I think this dispute is feckless; they are both great and immortal artists of entirely different stripes. I’ll conce
de that Keaton is the more likable human being. But still, of all the stars of the silent screen, they require the least explanation. If you see a film by either one of them with an audience, he owns the room completely. Our laughter is complete and direct; you forget, as you rarely do with other actors of that era, that they are not talking. And in their silence they achieve that “universality” that Griffith believed was the silent cinema’s supreme virtue.
If, though, Chaplin and Keaton are doomed to be twinned through the ages, we must be careful to preserve their obvious contrasts. Chaplin was, supremely, an actor. He was, putting it simply, working, working, working all the time—decorating the main line of his gag sequences with throwaway bits by the dozen. You might not even notice all of them until you return to the film for further study. Keaton, by contrast, was a study in stillness. That does not mean, obviously, that he was inactive. Far from it. He was as lively as a cricket or a water bug, devising his escapes from a world that was, in its way, innocently—but constantly—malevolent. The point, however, was that Keaton could never show a facial reaction to his troubles—the great poker face and all that. That was the whole joke, the only joke.
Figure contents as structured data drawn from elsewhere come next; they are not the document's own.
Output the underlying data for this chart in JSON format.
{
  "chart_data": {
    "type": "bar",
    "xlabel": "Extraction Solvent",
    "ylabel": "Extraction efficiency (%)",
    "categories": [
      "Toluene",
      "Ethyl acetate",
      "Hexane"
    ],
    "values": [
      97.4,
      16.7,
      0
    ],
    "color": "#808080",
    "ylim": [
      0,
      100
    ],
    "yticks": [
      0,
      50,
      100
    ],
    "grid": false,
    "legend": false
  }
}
Imagine a career of this magnitude built on variants on a single gag. It is one of the things that commends him to us today. He seems to be doing more with less than Chaplin ever dreamed of, and we respond to that, particularly since he so expertly avoids the merely mechanical in his work. Something of the Victorian always clings to Chaplin. Something of onrushing modernism, not yet fully defined, drives Keaton. There’s an irony in that. Chaplin had obvious pretenses to intellectualism; Keaton had none. But yet he was an intellectual of sorts, in that he was the one working the big theme—modernism and its discontents—while Chaplin (Modern Times aside) did not have a great deal to say on that topic.